Winning - Jack Welch [113]
In fact, I would describe the way work-life balance really works as an old-fashioned chit system. People with great performance accumulate chits, which can be traded in for flexibility. The more chits you have, the greater your opportunity to work when and where and how you want.
You cannot talk about this chit system, however, without mentioning face time.
Face time is a big deal at most companies, especially when it comes to promotions. Despite all the technology that makes virtual work possible, most managers are simply more comfortable promoting people they’ve gotten to know in the trenches, people whom they’ve seen in meetings and hallways or lived with through a really tough crisis. Your work from off-site may be spectacular. You may be the most productive person on your team. Your current job may not even technically require you to come in to the office! But when push comes to shove at promotion time and qualifications are close, bosses will almost always give the job to the devil they know. And nothing makes a person familiar like showing up.
For an example of a typical chit system in action, let’s take the case of Susan Peters.
Susan joined GE in 1979 at age twenty-six as an HR manager in Appliances. She quickly distinguished herself as a high-potential and was moved several times to give her new challenges. In 1986, three months after her daughter, Jess, was born, Susan was working in Pittsfield, and unexpectedly, her boss had to undergo serious back surgery and needed to be out for a long time. In a big step up, she was named head of HR over other more senior people. She hit the ball out of the park.
Next, Susan moved to Holland, then back to corporate headquarters, then back to Pittsfield.
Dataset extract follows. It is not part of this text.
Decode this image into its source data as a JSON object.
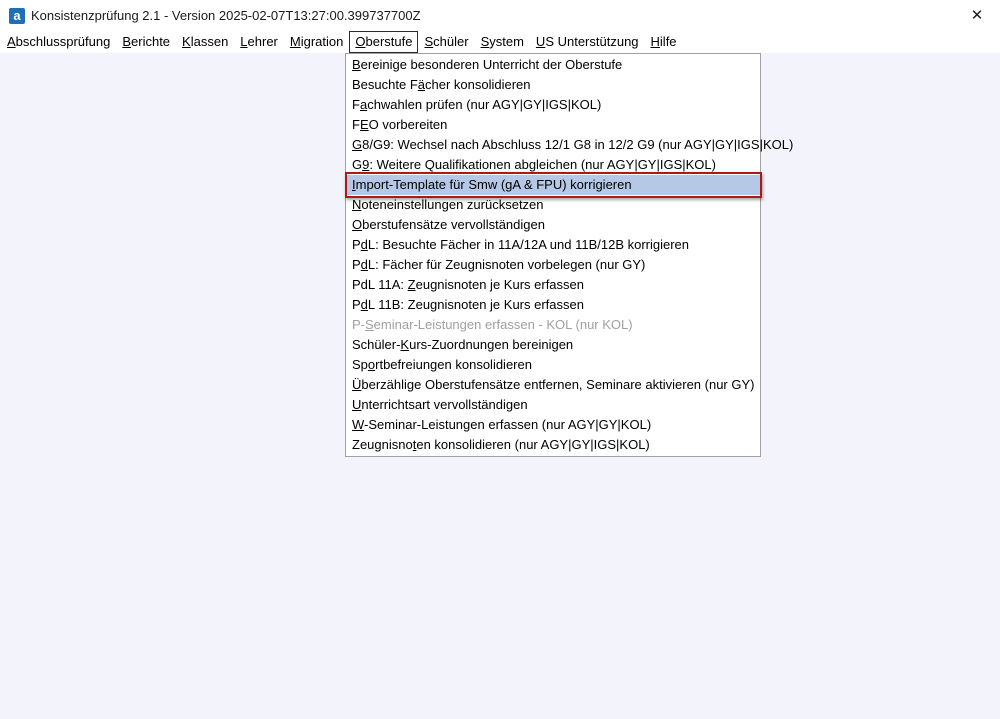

Two years later, we moved her to Louisville to head up human resources for the appliances business. In every job, her performance was terrific.
In 1998, we needed to fill the HR job in our medical business in Milwaukee, and we knew what to do: send Susan Peters. When she was called, everyone expected a fast and simple “OK, when do I start?”
Instead she said, “I just can’t—I have family issues here that I have to resolve.”
It was as if a bucket of cold water had been poured on our heads. We had never given a thought to Susan’s personal life, and she had never brought it up. Even when we had sent her for eight weeks of training—four in Japan in 1992 and four in China in 1993—she hadn’t made a peep about being away from her daughter or managing a dual-career household from the road. Suddenly here she was, asking for a break, and we were mortified.
Damn it, we thought, how many people like Susan Peters had we lost along the way because they took our silence about work-life as indifference?
We couldn’t give Susan her break fast enough. By that point in her career, her pile of chits was about a mile high—far higher than she would have ever needed to reach out for assistance. We told her not to worry and stay put. Our main concern at that point was that she successfully resolve her family issues.
That took a couple of years. Never once in that time did anyone at the company mention Susan’s new limitations in a negative context. Then, in 2000, Susan told us she was back in the game, and we quickly promoted her to head of HR at NBC. She is now the vice president of executive development for the whole company, based in Fairfield, making her the No. 2 HR executive at GE.
When you ask Susan about her career, she says, “Basically I learned that you can have all the work-life balance you want if you deliver. I’m not saying it wasn’t hard at certain points. It was hard.
“When I went to Japan and China, my daughter was about seven—old enough to lay a real guilt trip on me. I cried my eyes out all the way over. But I had made a conscious decision about work-life balance, and part of that decision was to travel for my career.